Diffusion trajectory distillation methods aim to accelerate sampling in diffusion models, which produce high-quality outputs but suffer from slow sampling speeds. These methods train a student model to approximate the multi-step denoising process of a pretrained teacher model in a single step, enabling one-shot generation. However, theoretical insights into the trade-off between different distillation strategies and generative quality remain limited, complicating their optimization and selection. In this work, we take a first step toward addressing this gap. Specifically, we reinterpret trajectory distillation as an operator merging problem in the linear regime, where each step of the teacher model is represented as a linear operator acting on noisy data. These operators admit a clear geometric interpretation as projections and rescalings corresponding to the noise schedule.

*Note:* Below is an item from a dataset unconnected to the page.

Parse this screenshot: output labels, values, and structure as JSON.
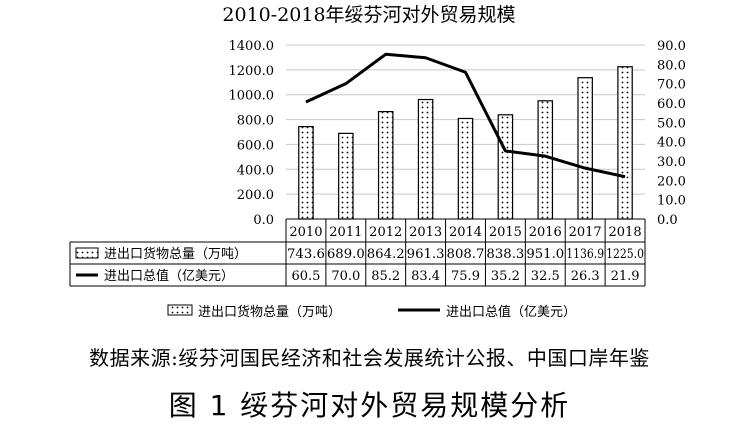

During merging, signal shrinkage occurs as a convex combination of operators, arising from both discretization and limited optimization time of the student model. We propose a dynamic programming algorithm to compute the optimal merging strategy that maximally preserves signal fidelity. Additionally, we demonstrate the existence of a sharp phase transition in the optimal strategy, governed by data covariance structures. Our findings enhance the theoretical understanding of diffusion trajectory distillation and offer practical insights for improving distillation strategies.